What to do if you think you have poor posture
Two of the main postural syndromes, Upper Crossed Syndrome and Lower Crossed Syndrome are commonplace in our society nowadays. Upper crossed syndrome is defined by a rounding of the shoulders and a forward head position while lower crossed syndrome is characterised by a forward-tilted pelvis (the bottom sticks out) and a rounded stomach
To find out more about the syndromes the following website is very helpful; http://www.jandacrossedsyndromes.com
There’s a combination of foam rolling, stretches and exercises you can do to alter your posture depending upon which of the two syndromes you may have (or both). However, if you’re not practicing good posture then you will always be feeding the animal.
Maintaining Good Posture
While working/driving/eating take your mum’s advice and try to do the following things;
Sit up straight with your shoulders back and down and your head looking straight ahead (eyes level)
Keep your chin pulled back (try not to push your head forwards)
Try not to reach far away from your body with your arms as this could round your shoulders.
When seated, your hips should be slightly higher than your knees
Your feet should be flat on the ground in front of you.
If you have an ergonomic chair your back should follow the contours of the chair (if the chair has been set up correctly, it should provide support in the lower and mid-back region).
If you’re sat down at home try setting a reminder on your phone for every five minutes, when it goes off, sit up, practice this until you start catching yourself with good posture, eventually it will become habit.
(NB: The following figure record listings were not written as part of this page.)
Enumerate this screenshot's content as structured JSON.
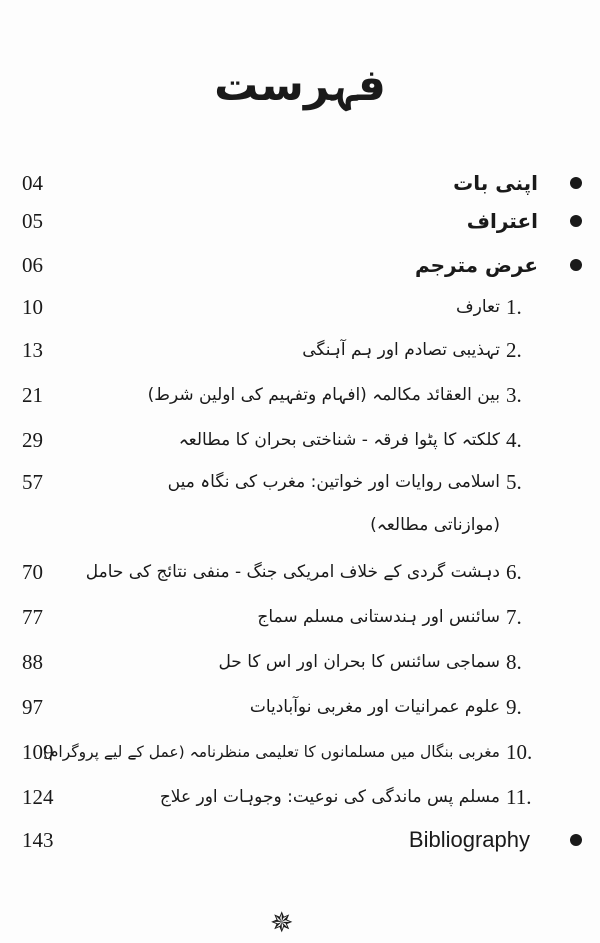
{
  "title": "فہرست",
  "front_matter": [
    {
      "label": "اپنی بات",
      "page": "04"
    },
    {
      "label": "اعتراف",
      "page": "05"
    },
    {
      "label": "عرض مترجم",
      "page": "06"
    }
  ],
  "chapters": [
    {
      "number": "1.",
      "label": "تعارف",
      "page": "10"
    },
    {
      "number": "2.",
      "label": "تہذیبی تصادم اور ہم آہنگی",
      "page": "13"
    },
    {
      "number": "3.",
      "label": "بین العقائد مکالمہ (افہام وتفہیم کی اولین شرط)",
      "page": "21"
    },
    {
      "number": "4.",
      "label": "کلکتہ کا پٹوا فرقہ - شناختی بحران کا مطالعہ",
      "page": "29"
    },
    {
      "number": "5.",
      "label": "اسلامی روایات اور خواتین: مغرب کی نگاہ میں",
      "label_line2": "(موازناتی مطالعہ)",
      "page": "57"
    },
    {
      "number": "6.",
      "label": "دہشت گردی کے خلاف امریکی جنگ - منفی نتائج کی حامل",
      "page": "70"
    },
    {
      "number": "7.",
      "label": "سائنس اور ہندستانی مسلم سماج",
      "page": "77"
    },
    {
      "number": "8.",
      "label": "سماجی سائنس کا بحران اور اس کا حل",
      "page": "88"
    },
    {
      "number": "9.",
      "label": "علوم عمرانیات اور مغربی نوآبادیات",
      "page": "97"
    },
    {
      "number": "10.",
      "label": "مغربی بنگال میں مسلمانوں کا تعلیمی منظرنامہ (عمل کے لیے پروگرام)",
      "page": "109"
    },
    {
      "number": "11.",
      "label": "مسلم پس ماندگی کی نوعیت: وجوہات اور علاج",
      "page": "124"
    }
  ],
  "bibliography": {
    "label": "Bibliography",
    "page": "143"
  },
  "ornament_icon": "eight-point-star"
}
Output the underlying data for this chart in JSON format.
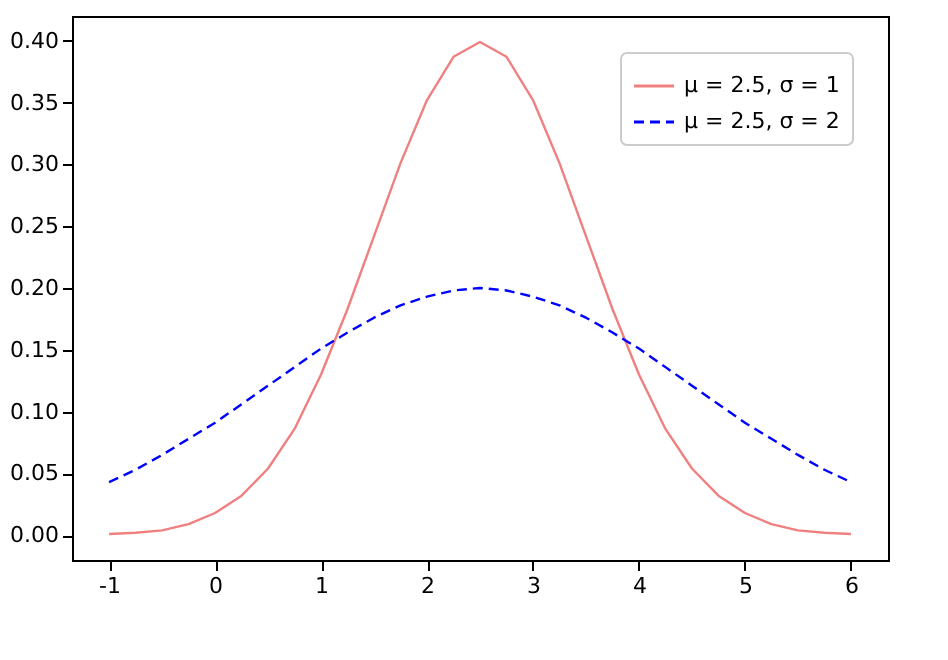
{
  "chart_data": {
    "type": "line",
    "x": [
      -1,
      -0.75,
      -0.5,
      -0.25,
      0,
      0.25,
      0.5,
      0.75,
      1,
      1.25,
      1.5,
      1.75,
      2,
      2.25,
      2.5,
      2.75,
      3,
      3.25,
      3.5,
      3.75,
      4,
      4.25,
      4.5,
      4.75,
      5,
      5.25,
      5.5,
      5.75,
      6
    ],
    "series": [
      {
        "name": "μ = 2.5, σ = 1",
        "color": "#f08080",
        "line_style": "solid",
        "values": [
          0.001,
          0.002,
          0.004,
          0.009,
          0.018,
          0.032,
          0.054,
          0.086,
          0.13,
          0.183,
          0.242,
          0.301,
          0.352,
          0.387,
          0.399,
          0.387,
          0.352,
          0.301,
          0.242,
          0.183,
          0.13,
          0.086,
          0.054,
          0.032,
          0.018,
          0.009,
          0.004,
          0.002,
          0.001
        ]
      },
      {
        "name": "μ = 2.5, σ = 2",
        "color": "#0000ff",
        "line_style": "dashed",
        "values": [
          0.043,
          0.053,
          0.065,
          0.078,
          0.091,
          0.106,
          0.121,
          0.136,
          0.151,
          0.164,
          0.176,
          0.186,
          0.193,
          0.198,
          0.2,
          0.198,
          0.193,
          0.186,
          0.176,
          0.164,
          0.151,
          0.136,
          0.121,
          0.106,
          0.091,
          0.078,
          0.065,
          0.053,
          0.043
        ]
      }
    ],
    "xlim": [
      -1.35,
      6.35
    ],
    "xticks": [
      -1,
      0,
      1,
      2,
      3,
      4,
      5,
      6
    ],
    "ylim": [
      -0.02,
      0.42
    ],
    "yticks": [
      {
        "value": 0,
        "label": "0.00"
      },
      {
        "value": 0.05,
        "label": "0.05"
      },
      {
        "value": 0.1,
        "label": "0.10"
      },
      {
        "value": 0.15,
        "label": "0.15"
      },
      {
        "value": 0.2,
        "label": "0.20"
      },
      {
        "value": 0.25,
        "label": "0.25"
      },
      {
        "value": 0.3,
        "label": "0.30"
      },
      {
        "value": 0.35,
        "label": "0.35"
      },
      {
        "value": 0.4,
        "label": "0.40"
      }
    ],
    "grid": false,
    "legend": "top right"
  }
}
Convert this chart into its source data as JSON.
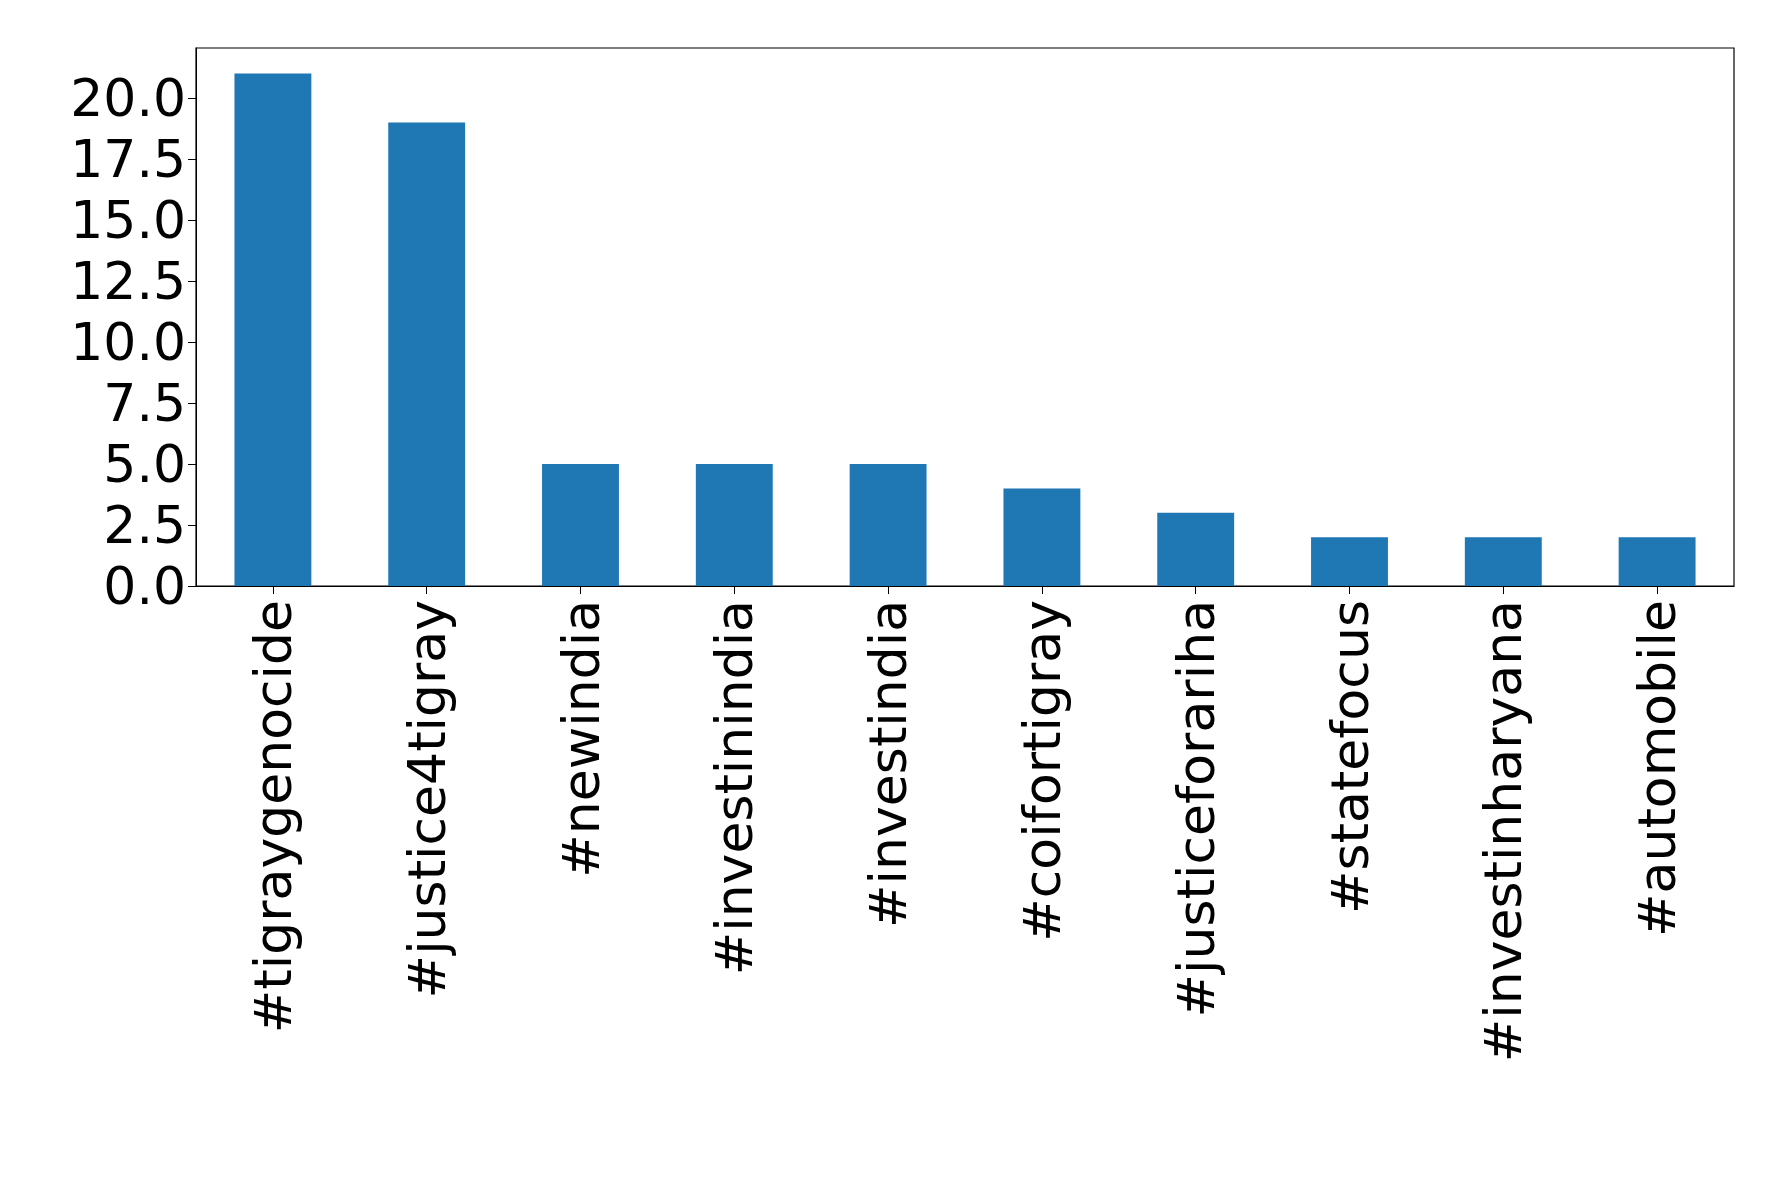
{
  "chart_data": {
    "type": "bar",
    "categories": [
      "#tigraygenocide",
      "#justice4tigray",
      "#newindia",
      "#investinindia",
      "#investindia",
      "#coifortigray",
      "#justiceforariha",
      "#statefocus",
      "#investinharyana",
      "#automobile"
    ],
    "values": [
      21,
      19,
      5,
      5,
      5,
      4,
      3,
      2,
      2,
      2
    ],
    "color": "#1f77b4",
    "ylim": [
      0,
      22.05
    ],
    "yticks": [
      {
        "value": 0,
        "label": "0.0"
      },
      {
        "value": 2.5,
        "label": "2.5"
      },
      {
        "value": 5,
        "label": "5.0"
      },
      {
        "value": 7.5,
        "label": "7.5"
      },
      {
        "value": 10,
        "label": "10.0"
      },
      {
        "value": 12.5,
        "label": "12.5"
      },
      {
        "value": 15,
        "label": "15.0"
      },
      {
        "value": 17.5,
        "label": "17.5"
      },
      {
        "value": 20,
        "label": "20.0"
      }
    ],
    "grid": false
  }
}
If you’re at work, try sticking multicoloured sticky spots on the items you use on a regular basis, every time you see one sit up (move the spots around from object to object so you don’t begin to ignore them).
Keep your shoulders relaxed, back and down
Keep your head level, looking forwards
When you need to look where you are running try to look down with your eyes as opposed to moving your whole head down.
Try not to swing your arms across your body as this will generate rotation in the shoulders and potentially round your shoulders.
Arms that swing across your body can also create rotation in the legs and cause something called crossover gait which has been linked to various issues, including IT Band syndrome.
Whether you’re a casual runner or an elite runner, good posture can really benefit you, either making it a little easier to keep going or preventing power leaks that are costing you seconds in pursuit of your personal best.
Try to remind yourself to check your posture throughout your run, maybe at each lamppost or tree or perhaps every time you glance at your heart-rate tracker. Or alternatively write a blog entry about posture, it works a treat!